森●しばらくフリーでやってて、バブルがはじけて、サリン事件が起こった。フリーのままじゃ食えないということで、共同テレビジョンというところと契約して、その前に荒木さんとは接触していたんで、共同テレビジョンと共同製作ということで『A』の制作を始めたら、本で書いたようなことになって。それからはまたフリーですね。


――ぼくは行きがかり上、出版業界で働くフリーランスの方々といろいろお話をする機会があって、竹中労の『ルポライター事始』で描かれている、大企業に使い捨てられるフリーの辛さを実地に見聞するようなこともあったんですけど、フリーの辛さ、という構図は、テレビの世界でも同様の構図なんでしょうか。

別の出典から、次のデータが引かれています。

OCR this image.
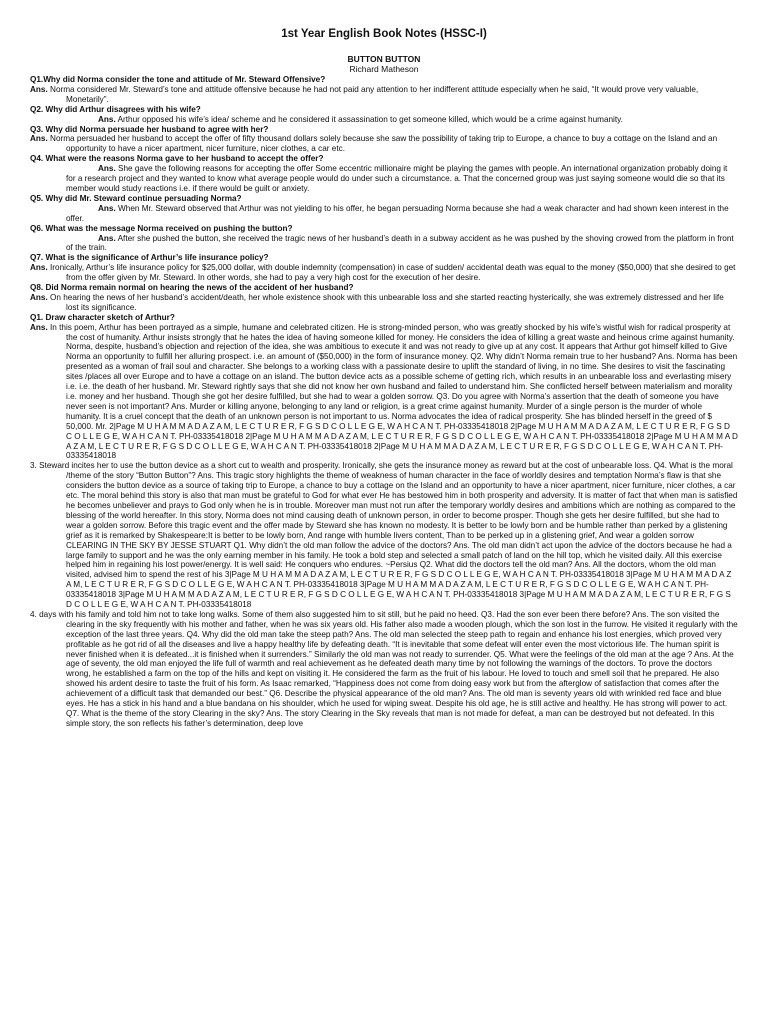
1st Year English Book Notes (HSSC-I)
BUTTON BUTTON
Richard Matheson

Q1.Why did Norma consider the tone and attitude of Mr. Steward Offensive?

Ans. Norma considered Mr. Steward’s tone and attitude offensive because he had not paid any attention to her indifferent attitude especially when he said, “It would prove very valuable, Monetarily”.

Q2. Why did Arthur disagrees with his wife?

Ans. Arthur opposed his wife’s idea/ scheme and he considered it assassination to get someone killed, which would be a crime against humanity.

Q3. Why did Norma persuade her husband to agree with her?

Ans. Norma persuaded her husband to accept the offer of fifty thousand dollars solely because she saw the possibility of taking trip to Europe, a chance to buy a cottage on the Island and an opportunity to have a nicer apartment, nicer furniture, nicer clothes, a car etc.

Q4. What were the reasons Norma gave to her husband to accept the offer?

Ans. She gave the following reasons for accepting the offer Some eccentric millionaire might be playing the games with people. An international organization probably doing it for a research project and they wanted to know what average people would do under such a circumstance. a. That the concerned group was just saying someone would die so that its member would study reactions i.e. if there would be guilt or anxiety.

Q5. Why did Mr. Steward continue persuading Norma?

Ans. When Mr. Steward observed that Arthur was not yielding to his offer, he began persuading Norma because she had a weak character and had shown keen interest in the offer.

Q6. What was the message Norma received on pushing the button?

Ans. After she pushed the button, she received the tragic news of her husband’s death in a subway accident as he was pushed by the shoving crowed from the platform in front of the train.

Q7. What is the significance of Arthur’s life insurance policy?

Ans. Ironically, Arthur’s life insurance policy for $25,000 dollar, with double indemnity (compensation) in case of sudden/ accidental death was equal to the money ($50,000) that she desired to get from the offer given by Mr. Steward. In other words, she had to pay a very high cost for the execution of her desire.

Q8. Did Norma remain normal on hearing the news of the accident of her husband?

Ans. On hearing the news of her husband’s accident/death, her whole existence shook with this unbearable loss and she started reacting hysterically, she was extremely distressed and her life lost its significance.

Q1. Draw character sketch of Arthur?

Ans. In this poem, Arthur has been portrayed as a simple, humane and celebrated citizen. He is strong-minded person, who was greatly shocked by his wife’s wistful wish for radical prosperity at the cost of humanity. Arthur insists strongly that he hates the idea of having someone killed for money. He considers the idea of killing a great waste and heinous crime against humanity. Norma, despite, husband’s objection and rejection of the idea, she was ambitious to execute it and was not ready to give up at any cost. It appears that Arthur got himself killed to Give Norma an opportunity to fulfill her alluring prospect. i.e. an amount of ($50,000) in the form of insurance money. Q2. Why didn’t Norma remain true to her husband? Ans. Norma has been presented as a woman of frail soul and character. She belongs to a working class with a passionate desire to uplift the standard of living, in no time. She desires to visit the fascinating sites /places all over Europe and to have a cottage on an island. The button device acts as a possible scheme of getting rich, which results in an unbearable loss and everlasting misery i.e. i.e. the death of her husband. Mr. Steward rightly says that she did not know her own husband and failed to understand him. She conflicted herself between materialism and morality i.e. money and her husband. Though she got her desire fulfilled, but she had to wear a golden sorrow. Q3. Do you agree with Norma’s assertion that the death of someone you have never seen is not important? Ans. Murder or killing anyone, belonging to any land or religion, is a great crime against humanity. Murder of a single person is the murder of whole humanity. It is a cruel concept that the death of an unknown person is not important to us. Norma advocates the idea of radical prosperity. She has blinded herself in the greed of $ 50,000. Mr. 2|Page M U H A M M A D A Z A M, L E C T U R E R, F G S D C O L L E G E, W A H C A N T. PH-03335418018 2|Page M U H A M M A D A Z A M, L E C T U R E R, F G S D C O L L E G E, W A H C A N T. PH-03335418018 2|Page M U H A M M A D A Z A M, L E C T U R E R, F G S D C O L L E G E, W A H C A N T. PH-03335418018 2|Page M U H A M M A D A Z A M, L E C T U R E R, F G S D C O L L E G E, W A H C A N T. PH-03335418018 2|Page M U H A M M A D A Z A M, L E C T U R E R, F G S D C O L L E G E, W A H C A N T. PH-03335418018

3. Steward incites her to use the button device as a short cut to wealth and prosperity. Ironically, she gets the insurance money as reward but at the cost of unbearable loss. Q4. What is the moral /theme of the story “Button Button”? Ans. This tragic story highlights the theme of weakness of human character in the face of worldly desires and temptation Norma’s flaw is that she considers the button device as a source of taking trip to Europe, a chance to buy a cottage on the Island and an opportunity to have a nicer apartment, nicer furniture, nicer clothes, a car etc. The moral behind this story is also that man must be grateful to God for what ever He has bestowed him in both prosperity and adversity. It is matter of fact that when man is satisfied he becomes unbeliever and prays to God only when he is in trouble. Moreover man must not run after the temporary worldly desires and ambitions which are nothing as compared to the blessing of the world hereafter. In this story, Norma does not mind causing death of unknown person, in order to become prosper. Though she gets her desire fulfilled, but she had to wear a golden sorrow. Before this tragic event and the offer made by Steward she has known no modesty. It is better to be lowly born and be humble rather than perked by a glistening grief as it is remarked by Shakespeare:It is better to be lowly born, And range with humble livers content, Than to be perked up in a glistening grief, And wear a golden sorrow CLEARING IN THE SKY BY JESSE STUART Q1. Why didn’t the old man follow the advice of the doctors? Ans. The old man didn’t act upon the advice of the doctors because he had a large family to support and he was the only earning member in his family. He took a bold step and selected a small patch of land on the hill top, which he visited daily. All this exercise helped him in regaining his lost power/energy. It is well said: He conquers who endures. ~Persius Q2. What did the doctors tell the old man? Ans. All the doctors, whom the old man visited, advised him to spend the rest of his 3|Page M U H A M M A D A Z A M, L E C T U R E R, F G S D C O L L E G E, W A H C A N T. PH-03335418018 3|Page M U H A M M A D A Z A M, L E C T U R E R, F G S D C O L L E G E, W A H C A N T. PH-03335418018 3|Page M U H A M M A D A Z A M, L E C T U R E R, F G S D C O L L E G E, W A H C A N T. PH-03335418018 3|Page M U H A M M A D A Z A M, L E C T U R E R, F G S D C O L L E G E, W A H C A N T. PH-03335418018 3|Page M U H A M M A D A Z A M, L E C T U R E R, F G S D C O L L E G E, W A H C A N T. PH-03335418018

4. days with his family and told him not to take long walks. Some of them also suggested him to sit still, but he paid no heed. Q3. Had the son ever been there before? Ans. The son visited the clearing in the sky frequently with his mother and father, when he was six years old. His father also made a wooden plough, which the son lost in the furrow. He visited it regularly with the exception of the last three years. Q4. Why did the old man take the steep path? Ans. The old man selected the steep path to regain and enhance his lost energies, which proved very profitable as he got rid of all the diseases and live a happy healthy life by defeating death. “It is inevitable that some defeat will enter even the most victorious life. The human spirit is never finished when it is defeated...it is finished when it surrenders.” Similarly the old man was not ready to surrender. Q5. What were the feelings of the old man at the age ? Ans. At the age of seventy, the old man enjoyed the life full of warmth and real achievement as he defeated death many time by not following the warnings of the doctors. To prove the doctors wrong, he established a farm on the top of the hills and kept on visiting it. He considered the farm as the fruit of his labour. He loved to touch and smell soil that he prepared. He also showed his ardent desire to taste the fruit of his form. As Isaac remarked, “Happiness does not come from doing easy work but from the afterglow of satisfaction that comes after the achievement of a difficult task that demanded our best.” Q6. Describe the physical appearance of the old man? Ans. The old man is seventy years old with wrinkled red face and blue eyes. He has a stick in his hand and a blue bandana on his shoulder, which he used for wiping sweat. Despite his old age, he is still active and healthy. He has strong will power to act. Q7. What is the theme of the story Clearing in the sky? Ans. The story Clearing in the Sky reveals that man is not made for defeat, a man can be destroyed but not defeated. In this simple story, the son reflects his father’s determination, deep love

森●うーん、基本的には同じだと思いますよ。バブル以前は、フリーは大手を振って歩けてましたけど、バブル以降は、番組の予算枠はどんどん減ってるし。


――ははあ。今も減少中ですか。


森●年々減少中ですね。局自体は収益あげてるんだけど、広告収入が減ってることもあるんでしょうけど。だって一昔前のゴールデンタイムなんて、タレントがシベリアに行くとかニュージーランドに行くとか、いくらでもあんな番組があったじゃないですか。


――ビートたけしの、クイズで間違えるとやたらボーン! と爆発する番組がたしかありましたねえ(笑)。

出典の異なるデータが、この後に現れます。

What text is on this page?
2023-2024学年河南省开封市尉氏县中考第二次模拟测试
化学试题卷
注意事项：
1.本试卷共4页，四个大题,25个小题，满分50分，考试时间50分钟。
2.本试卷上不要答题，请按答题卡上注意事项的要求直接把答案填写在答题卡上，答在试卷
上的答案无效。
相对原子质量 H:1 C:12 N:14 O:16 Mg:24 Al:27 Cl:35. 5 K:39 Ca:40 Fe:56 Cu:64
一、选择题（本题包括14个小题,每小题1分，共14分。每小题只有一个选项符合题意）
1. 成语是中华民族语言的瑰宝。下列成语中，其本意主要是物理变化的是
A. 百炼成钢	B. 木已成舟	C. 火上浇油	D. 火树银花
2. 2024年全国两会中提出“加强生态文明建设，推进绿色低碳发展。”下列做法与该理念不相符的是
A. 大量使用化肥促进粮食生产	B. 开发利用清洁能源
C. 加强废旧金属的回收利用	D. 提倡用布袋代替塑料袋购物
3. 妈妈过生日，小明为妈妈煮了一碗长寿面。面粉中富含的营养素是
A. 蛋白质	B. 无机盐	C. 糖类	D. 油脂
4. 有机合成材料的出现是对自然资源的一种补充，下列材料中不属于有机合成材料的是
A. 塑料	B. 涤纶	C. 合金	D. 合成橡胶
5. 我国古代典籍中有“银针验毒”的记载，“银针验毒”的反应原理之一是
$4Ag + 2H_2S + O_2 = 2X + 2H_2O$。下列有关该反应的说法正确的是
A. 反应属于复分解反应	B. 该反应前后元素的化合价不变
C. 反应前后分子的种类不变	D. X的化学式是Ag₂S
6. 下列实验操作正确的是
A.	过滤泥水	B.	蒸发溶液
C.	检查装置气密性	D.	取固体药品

森●(笑)、あったねえ、今じゃあんな番組とてもつくれないよね。ぼくの昔の仲間でフリーだった連中は、どっかと契約したとか、多いですよ。

 今のメディアにもし責められるべき点があるのだとしたら、視聴率や購買部数が体現する営利追求組織としての思惑と、社会の公器であるという曖昧で表層的な公共性の双方におもねって、取材者一人ひとりが自分が感知した事実を、安易に削除したり歪曲する作業に埋没していることに、すっかり鈍感に、無自覚になってしまっていることだと思う。
 一人ひとりが異なるはずの感性を携えているのに、最終的な表現が常に横並びになってしまうのは、そんな内外のバイアスに、マニュアルどおりの同じ反応しかしないからだ。(162p)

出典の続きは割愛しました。